Amending reports - workingmt

[ In Reply To ..]
I think it must be different at every facility. We have CMR with e-sig. If a provider wants to change a report after signing off on it, they dictate the change and we locate the report in the data base and change it, then it goes back to them again for review and sign off. I would say to follow your employer's guidelines.

The only problem with replacing a report already - SM

[ In Reply To ..]
in the chart is if that report has had copies sent to anyone, insurance, attorneys, other doctors etc., it can cuase a problem from a legal standpoint--especially with attorneys.
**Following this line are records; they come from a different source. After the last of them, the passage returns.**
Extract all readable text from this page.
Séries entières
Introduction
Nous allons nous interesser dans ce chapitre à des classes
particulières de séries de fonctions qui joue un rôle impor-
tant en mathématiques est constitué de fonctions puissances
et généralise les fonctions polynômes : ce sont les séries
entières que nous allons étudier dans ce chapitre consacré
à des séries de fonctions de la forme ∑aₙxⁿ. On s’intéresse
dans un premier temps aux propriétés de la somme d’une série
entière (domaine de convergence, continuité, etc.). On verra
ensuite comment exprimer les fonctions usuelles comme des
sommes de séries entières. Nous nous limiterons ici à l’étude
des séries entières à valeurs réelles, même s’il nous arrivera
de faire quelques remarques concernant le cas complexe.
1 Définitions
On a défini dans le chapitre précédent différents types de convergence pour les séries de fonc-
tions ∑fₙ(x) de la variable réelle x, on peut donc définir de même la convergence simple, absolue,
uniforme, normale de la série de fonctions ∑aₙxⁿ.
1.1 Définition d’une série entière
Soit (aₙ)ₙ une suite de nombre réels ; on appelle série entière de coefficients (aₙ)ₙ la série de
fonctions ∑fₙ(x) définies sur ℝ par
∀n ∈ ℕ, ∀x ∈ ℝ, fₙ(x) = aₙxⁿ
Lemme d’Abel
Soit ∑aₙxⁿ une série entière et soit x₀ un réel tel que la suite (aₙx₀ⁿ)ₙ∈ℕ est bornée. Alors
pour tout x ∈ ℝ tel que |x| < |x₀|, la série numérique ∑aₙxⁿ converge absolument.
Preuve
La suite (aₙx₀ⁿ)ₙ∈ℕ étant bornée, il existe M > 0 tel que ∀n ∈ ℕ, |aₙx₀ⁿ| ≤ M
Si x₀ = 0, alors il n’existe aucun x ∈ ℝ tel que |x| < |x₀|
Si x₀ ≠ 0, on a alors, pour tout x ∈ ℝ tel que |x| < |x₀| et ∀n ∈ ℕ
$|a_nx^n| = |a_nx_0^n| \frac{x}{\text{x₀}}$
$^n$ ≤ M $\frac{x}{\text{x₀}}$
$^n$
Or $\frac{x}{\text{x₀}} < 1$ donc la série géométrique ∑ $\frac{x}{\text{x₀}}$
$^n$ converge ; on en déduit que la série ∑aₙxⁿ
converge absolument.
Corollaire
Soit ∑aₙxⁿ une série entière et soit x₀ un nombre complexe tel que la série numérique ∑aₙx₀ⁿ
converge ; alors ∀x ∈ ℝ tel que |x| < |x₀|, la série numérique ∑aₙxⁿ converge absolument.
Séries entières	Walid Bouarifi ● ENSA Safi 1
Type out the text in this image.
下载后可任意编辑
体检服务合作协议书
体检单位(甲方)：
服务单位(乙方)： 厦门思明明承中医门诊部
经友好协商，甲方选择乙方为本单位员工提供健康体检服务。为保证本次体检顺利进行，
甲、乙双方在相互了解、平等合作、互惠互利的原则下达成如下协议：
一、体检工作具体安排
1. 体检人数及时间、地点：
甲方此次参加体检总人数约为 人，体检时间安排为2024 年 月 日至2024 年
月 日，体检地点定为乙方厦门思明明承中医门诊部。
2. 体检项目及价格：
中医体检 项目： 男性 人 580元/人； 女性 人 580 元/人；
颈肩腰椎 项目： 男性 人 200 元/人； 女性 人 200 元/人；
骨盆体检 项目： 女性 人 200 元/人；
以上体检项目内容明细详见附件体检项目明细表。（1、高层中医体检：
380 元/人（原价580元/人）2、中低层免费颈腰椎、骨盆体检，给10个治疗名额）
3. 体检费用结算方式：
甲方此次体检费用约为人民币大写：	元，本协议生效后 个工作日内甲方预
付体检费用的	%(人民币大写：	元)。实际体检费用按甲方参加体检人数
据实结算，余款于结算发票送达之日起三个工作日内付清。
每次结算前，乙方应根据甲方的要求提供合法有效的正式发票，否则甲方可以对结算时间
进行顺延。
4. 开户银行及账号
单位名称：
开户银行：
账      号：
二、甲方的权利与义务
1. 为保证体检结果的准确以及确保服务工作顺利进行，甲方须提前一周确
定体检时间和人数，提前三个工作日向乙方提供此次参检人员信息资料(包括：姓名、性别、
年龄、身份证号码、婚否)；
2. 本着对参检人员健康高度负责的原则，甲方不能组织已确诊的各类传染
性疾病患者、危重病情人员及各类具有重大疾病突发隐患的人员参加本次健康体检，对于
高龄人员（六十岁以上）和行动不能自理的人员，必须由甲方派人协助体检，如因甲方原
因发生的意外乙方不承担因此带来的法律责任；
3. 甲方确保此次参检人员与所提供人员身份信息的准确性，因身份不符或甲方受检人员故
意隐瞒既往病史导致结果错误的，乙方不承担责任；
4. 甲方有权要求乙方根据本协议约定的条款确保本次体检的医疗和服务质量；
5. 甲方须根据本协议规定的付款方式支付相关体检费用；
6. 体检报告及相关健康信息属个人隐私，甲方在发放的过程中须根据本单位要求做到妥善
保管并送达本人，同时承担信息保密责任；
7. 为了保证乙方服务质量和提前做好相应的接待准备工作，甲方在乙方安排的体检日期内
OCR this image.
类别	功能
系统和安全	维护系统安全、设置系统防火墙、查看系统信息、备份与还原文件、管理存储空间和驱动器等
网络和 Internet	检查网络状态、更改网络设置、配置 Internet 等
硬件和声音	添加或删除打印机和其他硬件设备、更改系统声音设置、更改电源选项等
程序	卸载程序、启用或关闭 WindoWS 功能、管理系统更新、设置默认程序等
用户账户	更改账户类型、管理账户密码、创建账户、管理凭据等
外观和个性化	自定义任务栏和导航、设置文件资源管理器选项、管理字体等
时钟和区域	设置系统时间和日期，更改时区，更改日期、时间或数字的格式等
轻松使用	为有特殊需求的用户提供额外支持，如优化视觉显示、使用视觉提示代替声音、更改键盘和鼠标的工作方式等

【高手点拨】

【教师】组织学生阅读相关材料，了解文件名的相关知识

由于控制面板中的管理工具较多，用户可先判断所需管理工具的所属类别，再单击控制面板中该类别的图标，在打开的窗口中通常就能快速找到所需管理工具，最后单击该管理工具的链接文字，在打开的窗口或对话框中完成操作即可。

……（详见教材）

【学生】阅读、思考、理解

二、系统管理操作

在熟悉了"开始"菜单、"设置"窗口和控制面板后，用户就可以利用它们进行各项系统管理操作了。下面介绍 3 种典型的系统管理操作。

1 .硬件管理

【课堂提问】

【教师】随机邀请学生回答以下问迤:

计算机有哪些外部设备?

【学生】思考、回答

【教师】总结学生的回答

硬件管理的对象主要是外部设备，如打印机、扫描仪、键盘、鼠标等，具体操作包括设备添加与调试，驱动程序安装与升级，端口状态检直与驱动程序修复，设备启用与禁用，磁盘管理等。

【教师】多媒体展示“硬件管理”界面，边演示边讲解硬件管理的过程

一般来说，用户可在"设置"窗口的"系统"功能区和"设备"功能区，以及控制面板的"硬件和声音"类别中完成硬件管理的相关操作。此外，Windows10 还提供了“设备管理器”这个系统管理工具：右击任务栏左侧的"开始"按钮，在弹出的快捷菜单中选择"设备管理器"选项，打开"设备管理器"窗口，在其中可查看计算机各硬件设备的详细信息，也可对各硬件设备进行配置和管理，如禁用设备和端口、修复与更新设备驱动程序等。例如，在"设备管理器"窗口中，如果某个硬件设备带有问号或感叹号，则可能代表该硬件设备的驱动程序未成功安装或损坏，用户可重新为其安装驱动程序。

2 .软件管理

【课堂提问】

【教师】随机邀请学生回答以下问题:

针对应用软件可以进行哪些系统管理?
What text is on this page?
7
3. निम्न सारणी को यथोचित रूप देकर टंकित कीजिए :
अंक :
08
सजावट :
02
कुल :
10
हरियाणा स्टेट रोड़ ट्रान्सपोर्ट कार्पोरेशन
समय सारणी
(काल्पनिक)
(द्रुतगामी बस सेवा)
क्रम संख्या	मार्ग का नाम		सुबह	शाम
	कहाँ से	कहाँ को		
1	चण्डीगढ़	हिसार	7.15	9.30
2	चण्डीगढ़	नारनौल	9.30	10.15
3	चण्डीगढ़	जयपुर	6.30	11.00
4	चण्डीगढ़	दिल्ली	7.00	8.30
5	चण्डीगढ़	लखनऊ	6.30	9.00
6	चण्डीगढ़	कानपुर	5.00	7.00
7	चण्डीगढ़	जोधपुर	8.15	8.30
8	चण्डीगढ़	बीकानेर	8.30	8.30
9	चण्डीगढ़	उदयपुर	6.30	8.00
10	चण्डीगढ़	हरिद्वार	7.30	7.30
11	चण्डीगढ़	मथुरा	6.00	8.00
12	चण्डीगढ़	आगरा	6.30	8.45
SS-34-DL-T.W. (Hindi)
That is why we do an addition/correction/addendum at the end of the report or generate a new report.
replacing report - clw
[ In Reply To ..]
The other problem with changing a finalized (signed) report is that care may have been given to the patient based on the erroneous information and that caretaker has no defense, unless your system does versioning.

Legally - Horski

[ In Reply To ..]
What our system does is adds an addendum to the bottom of a signed report which the provider then has to e-sign that too, and then it is reprinted anywhere it was printed before. If it is a typo and the date says 41 rather 14, many places fudge and unsign the document and make the change and the provider resigns, but I don't know how legal that is. If it is a change to the body of the report, it should be an addendum added to the bottom that is signed separately from the original document.

Changing a report - travelinMT

[ In Reply To ..]
Everyplace I have ever worked it has been illegal to change/ammend/append a report that has already been signed. Legally it is an issue if you change it after it has been signed and gone out. Electronic signatures automatically spit out copies and most systems it goes online to be viewable by anyone with the proper authority to view the patient's records. Changing the reports medicolegally can lead to huge legal problems and patient care problems. The original report has to be left intact and an appended report/addendum report has to be dictated, transcribed, signed and re-sent to everyone involved in receiving that patient's information.

Changing report - workingmt

[ In Reply To ..]
Interesting question and I learned some things from your answers. I really don't know what happens to the reports in the CMR after we correct them, I do know they go back to the provider for authentication a second time. It's all done electronically and I've never given it much thought. We used to do addenda manually and then resend them before they changed the system. I assume our clinic knows what they are doing medicolegally.